The Stretch Zone

Last week a friend of mine had a going away party. He had decided to leave his life as a banker; nice house, loyal pet, and great car included, to join the Peace Corps in Nicaragua. It wasn’t a spontaneous decision; he’d applied to the Peace Corps months ago and had just now been accepted. He’d accomplished what many people want: a comfortable, secure, stable lifestyle, and he was leaving it behind. People at the party talked about him with both admiration and suspicion: “how brave, how noble. Is he crazy?”

My friend’s choice to leave comfort behind and venture into a challenge is not uncommon. Outward Bound has over 500,000 alumni – people who intentionally chose to leave their cars, phones, and beds for a tent floor. We all know that there is benefit to discomfort, right? Otherwise why put one foot in front of the next when it’s pouring rain and you have three blisters, or keep climbing up when the view turns your stomach? So is stretching out of our comfort zone worth doing in daily life? It is!

Pushing past comfort and into the stretch zone requires characteristics that make us proud: discipline, courage, and self-confidence. Stretching ourselves physically, mentally, emotionally, or spiritually means asking more of ourselves. Asking more of ourselves inevitably leads to growth.

There is nothing wrong with the comfort zone. It’s a great place to be: you know what to expect, things are in place, routine is nice. But when you step out into the stretch zone, things happen.

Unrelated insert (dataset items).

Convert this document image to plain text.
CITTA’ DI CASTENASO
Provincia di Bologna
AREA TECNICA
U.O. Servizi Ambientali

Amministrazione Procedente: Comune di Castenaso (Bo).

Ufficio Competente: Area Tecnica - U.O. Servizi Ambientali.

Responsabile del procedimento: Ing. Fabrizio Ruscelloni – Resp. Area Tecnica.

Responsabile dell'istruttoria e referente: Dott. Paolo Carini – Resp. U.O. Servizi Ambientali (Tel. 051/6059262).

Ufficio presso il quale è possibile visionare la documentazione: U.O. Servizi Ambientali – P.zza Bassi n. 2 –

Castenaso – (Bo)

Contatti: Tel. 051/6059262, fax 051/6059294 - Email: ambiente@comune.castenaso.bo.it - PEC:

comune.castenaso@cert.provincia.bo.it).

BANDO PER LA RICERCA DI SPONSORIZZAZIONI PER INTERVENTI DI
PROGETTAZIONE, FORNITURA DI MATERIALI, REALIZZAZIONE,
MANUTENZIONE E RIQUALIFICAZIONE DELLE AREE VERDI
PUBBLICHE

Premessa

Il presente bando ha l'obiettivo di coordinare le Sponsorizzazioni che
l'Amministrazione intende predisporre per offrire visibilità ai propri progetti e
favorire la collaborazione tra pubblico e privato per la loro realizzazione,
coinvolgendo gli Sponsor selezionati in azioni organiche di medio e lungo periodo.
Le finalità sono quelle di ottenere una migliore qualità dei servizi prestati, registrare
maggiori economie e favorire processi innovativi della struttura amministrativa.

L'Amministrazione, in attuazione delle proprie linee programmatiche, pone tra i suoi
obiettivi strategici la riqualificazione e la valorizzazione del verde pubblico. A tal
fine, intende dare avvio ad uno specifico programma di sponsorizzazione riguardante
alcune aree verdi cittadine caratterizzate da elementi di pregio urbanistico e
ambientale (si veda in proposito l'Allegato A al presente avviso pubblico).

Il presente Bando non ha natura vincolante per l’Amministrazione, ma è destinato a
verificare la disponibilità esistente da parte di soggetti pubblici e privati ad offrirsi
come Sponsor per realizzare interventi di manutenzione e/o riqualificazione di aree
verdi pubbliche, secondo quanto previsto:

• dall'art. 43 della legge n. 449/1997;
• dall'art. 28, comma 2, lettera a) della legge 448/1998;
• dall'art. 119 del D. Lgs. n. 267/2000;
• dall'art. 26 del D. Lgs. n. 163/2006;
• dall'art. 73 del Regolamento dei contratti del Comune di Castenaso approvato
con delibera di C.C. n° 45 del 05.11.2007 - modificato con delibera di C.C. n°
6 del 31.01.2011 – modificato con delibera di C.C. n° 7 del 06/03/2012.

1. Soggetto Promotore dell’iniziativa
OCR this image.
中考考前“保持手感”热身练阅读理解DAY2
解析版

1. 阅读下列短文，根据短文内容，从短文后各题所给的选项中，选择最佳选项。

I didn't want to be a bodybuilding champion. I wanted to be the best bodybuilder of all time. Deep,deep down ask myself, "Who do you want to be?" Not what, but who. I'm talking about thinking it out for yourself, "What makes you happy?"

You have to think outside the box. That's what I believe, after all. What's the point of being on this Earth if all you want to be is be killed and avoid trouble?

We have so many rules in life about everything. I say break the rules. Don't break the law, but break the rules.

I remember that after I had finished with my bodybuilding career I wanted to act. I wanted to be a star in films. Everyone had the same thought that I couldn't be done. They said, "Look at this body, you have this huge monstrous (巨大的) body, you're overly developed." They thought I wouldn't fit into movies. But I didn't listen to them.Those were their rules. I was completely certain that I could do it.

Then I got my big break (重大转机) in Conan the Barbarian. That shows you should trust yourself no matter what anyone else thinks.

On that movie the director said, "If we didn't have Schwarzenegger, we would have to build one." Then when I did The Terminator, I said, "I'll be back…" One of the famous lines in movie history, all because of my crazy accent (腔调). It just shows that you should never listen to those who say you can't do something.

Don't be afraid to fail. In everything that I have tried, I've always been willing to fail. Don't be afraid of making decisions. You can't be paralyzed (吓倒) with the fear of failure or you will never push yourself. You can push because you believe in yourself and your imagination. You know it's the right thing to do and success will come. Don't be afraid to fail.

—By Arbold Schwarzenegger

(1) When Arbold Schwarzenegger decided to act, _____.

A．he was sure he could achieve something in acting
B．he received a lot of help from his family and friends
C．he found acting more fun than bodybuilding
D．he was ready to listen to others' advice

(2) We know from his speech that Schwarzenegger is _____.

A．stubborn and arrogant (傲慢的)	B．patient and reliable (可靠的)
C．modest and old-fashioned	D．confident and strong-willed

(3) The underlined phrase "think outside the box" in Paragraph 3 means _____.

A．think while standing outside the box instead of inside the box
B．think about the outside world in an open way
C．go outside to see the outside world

You get scared. You risk. You grow. You become. You get a little insight about how you function. And more than anything, you are awake and experiencing things you’ll remember.

In a culture that meets our every need, from heated car seats to fogless shower mirrors, we are comfortable. The stretch zone gives us an inner change of scenery. How refreshing!

Make the stretch zone part of daily life. Imagine, right now, five things you could do next week that would give you a sense of pride and accomplishment. Run farther than you ever have, or ask for the promotion you don’t think you’ll get. Whatever challenges you pick, make sure they mean something to you and will lead to a sense of growth. Do all five of them, and see if it reminds you of topping the climb or finishing the long day’s hike. As you learned on your course, stretching takes effort and courage, but the payoff is big. The effort alone can be enough to catapult you into new and uncharted territory. Happy Stretching!